An diese intellektuelle Vorwegnahme der Stadtguerilla als "Waffen-SDS" hielt sich die RAF allerdings nicht, obwohl auch sie ihre Bomben "ins Bewußtsein der Massen" werfen wollte. Doch bereits ihre spektakulär mit der Baader-Befreiung begonnene Praxis als klandestine Organisation ließ sich nur an militärischen Kriterien messen. Noch stärker galt dies für die weiteren Aktionen: die Guerilla-Ausbildung in einem Lager der "Volksfront für die Befreiung Palästinas" (PFLP) in Jordanien – und später auch in der DDR – als Vorbereitung des bewaffneten Kampfes, die Finanzierung der militärischen Organisation durch Raubüberfälle und schließlich die Terroraktionen der Gruppe in der BRD. Mit diesem Konzept distanzierte sich die RAF von der Neuen Linken, die die Illusion, es könnte ein bewaffneter Aufstand gegen die Bundesrepublik Deutschland unternommen werden, mehrheitlich nicht teilte.

Die folgende Auseinandersetzung der Staatsmacht mit der RAF war geprägt vom absoluten Siegeswillen der Gründergeneration um Ulrike Meinhof, Horst Mahler und Andreas Baader und auf der Gegenseite von einem verunsicherten Staat, der sich vehement scheute, die notwendige Unterscheidung zwischen "gewöhnlicher" Kriminalität und politisch motiverter Gewalt, die direkt in das Herz des Staates zielte, zu treffen.
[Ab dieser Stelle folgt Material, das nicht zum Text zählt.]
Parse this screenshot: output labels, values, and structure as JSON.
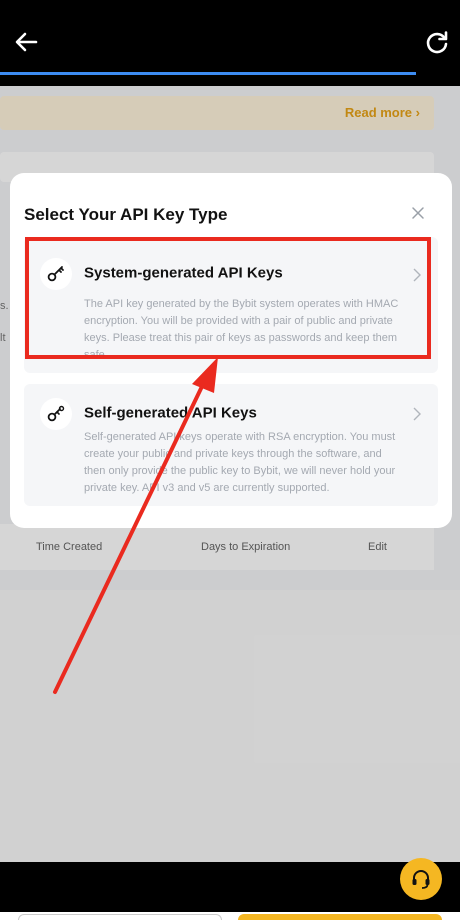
{
  "header": {
    "back_icon": "arrow-left-icon",
    "refresh_icon": "refresh-icon"
  },
  "page": {
    "banner_link": "Read more",
    "side_fragments": [
      "s.",
      "lt"
    ],
    "table_columns": [
      "Time Created",
      "Days to Expiration",
      "Edit"
    ]
  },
  "modal": {
    "title": "Select Your API Key Type",
    "options": [
      {
        "title": "System-generated API Keys",
        "description": "The API key generated by the Bybit system operates with HMAC encryption. You will be provided with a pair of public and private keys. Please treat this pair of keys as passwords and keep them safe.",
        "icon": "key-icon"
      },
      {
        "title": "Self-generated API Keys",
        "description": "Self-generated API keys operate with RSA encryption. You must create your public and private keys through the software, and then only provide the public key to Bybit, we will never hold your private key. API v3 and v5 are currently supported.",
        "icon": "custom-key-icon"
      }
    ]
  },
  "support_icon": "headset-icon",
  "colors": {
    "accent": "#f5b722",
    "annotation": "#ea2a1f",
    "link": "#e8a317"
  }
}
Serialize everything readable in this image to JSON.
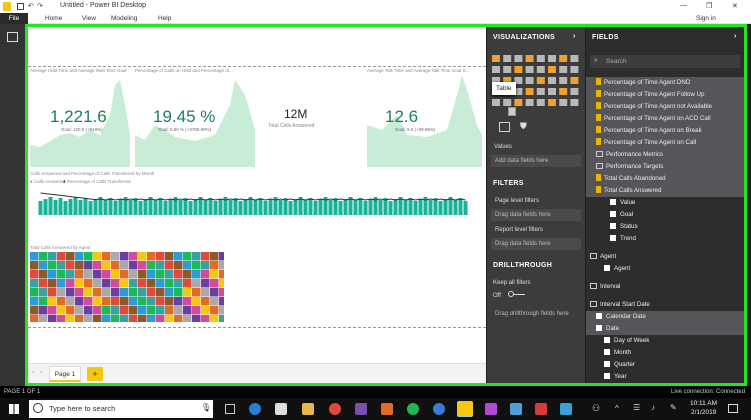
{
  "app": {
    "title": "Untitled - Power BI Desktop"
  },
  "window_controls": {
    "signin": "Sign in"
  },
  "menu": [
    "File",
    "Home",
    "View",
    "Modeling",
    "Help"
  ],
  "report": {
    "chart_titles": [
      "Average Hold Time and Average Wait Time Goal",
      "Percentage of Calls on Hold and Percentage of...",
      "Average Talk Time and Average Talk Time Goal S...",
      "Calls Answered and Percentage of Calls Transferred by Month",
      "Total Calls Answered by Agent"
    ],
    "kpi1": {
      "value": "1,221.6",
      "goal": "Goal: 120.0 (+918%)"
    },
    "kpi2": {
      "value": "19.45 %",
      "goal": "Goal: 0.50 % (+3789.00%)"
    },
    "card": {
      "value": "12M",
      "label": "Total Calls Answered"
    },
    "kpi3": {
      "value": "12.6",
      "goal": "Goal: 9.0 (+39.99%)"
    },
    "legend": [
      "Calls Answered",
      "Percentage of Calls Transferred"
    ],
    "page_tab": "Page 1",
    "add_page": "+"
  },
  "tooltip": "Table",
  "visualizations": {
    "title": "VISUALIZATIONS",
    "values_label": "Values",
    "values_drop": "Add data fields here",
    "filters_title": "FILTERS",
    "page_filters": "Page level filters",
    "page_drop": "Drag data fields here",
    "report_filters": "Report level filters",
    "report_drop": "Drag data fields here",
    "drill_title": "DRILLTHROUGH",
    "keep_all": "Keep all filters",
    "toggle": "Off",
    "drill_drop": "Drag drillthrough fields here"
  },
  "fields": {
    "title": "FIELDS",
    "search_placeholder": "Search",
    "items": [
      "Percentage of Time Agent DND",
      "Percentage of Time Agent Follow Up",
      "Percentage of Time Agent not Available",
      "Percentage of Time Agent on ACD Call",
      "Percentage of Time Agent on Break",
      "Percentage of Time Agent on Call",
      "Performance Metrics",
      "Performance Targets",
      "Total Calls Abandoned",
      "Total Calls Answered",
      "Value",
      "Goal",
      "Status",
      "Trend",
      "Agent",
      "Agent",
      "Interval",
      "Interval Start Date",
      "Calendar Date",
      "Date",
      "Day of Week",
      "Month",
      "Quarter",
      "Year"
    ]
  },
  "status": {
    "page": "PAGE 1 OF 1",
    "live": "Live connection: Connected"
  },
  "taskbar": {
    "search": "Type here to search",
    "time": "10:11 AM",
    "date": "2/1/2019"
  },
  "colors": {
    "accent": "#1a7f5a",
    "frame": "#22e822",
    "bars": "#19b39a"
  }
}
Zwar wurde die noch in den Kinderschuhen steckende Terrorismusforschung intensiviert, aber durch das – im Vergleich zu Ländern wie Italien oder Japan, die mit ähnlichen Phänomenen konfrontiert waren – moderate Auftreten der Polizei entstanden staats-freie RAF-Refugien wie die Hamburger Hafenstraße oder die Düsseldorfer Kiefernstraße, die von den Behörden nicht nur geduldet, sondern mit öffentlichen Mitteln subventioniert wurden. In der zweiten RAF-Generation entfaltete sich eine kalte Killermentalität mit zunehmend mafia-ähnlichen Methoden, die weitgehend auf frühere Rechtfertigungsrituale verzichtete. Während die Morde an dem Bankier Jürgen Ponto, dem Generalbundesanwalt Siegfried Buback und dem Rüstungsmanager Ernst Zimmermann bei den durch Mitläufertum und Gefolgschaftstreue sich auszeichnenden notorischen Sympathisanten noch die Illusion des "bewaffneten Kampfes" hervorriefen, war dies bei der Ermordung Rohwedder, der aus sechzig Meter Entfernung mit einem Gewehr mit Zielfernrohr erschossen wurde, kaum noch möglich. Sichtbar geworden war die Mutation der RAF-"Revolutionäre" zu Mafia-Killern bereits zuvor durch das hinterhältige, feige Attentat auf Herrhausen.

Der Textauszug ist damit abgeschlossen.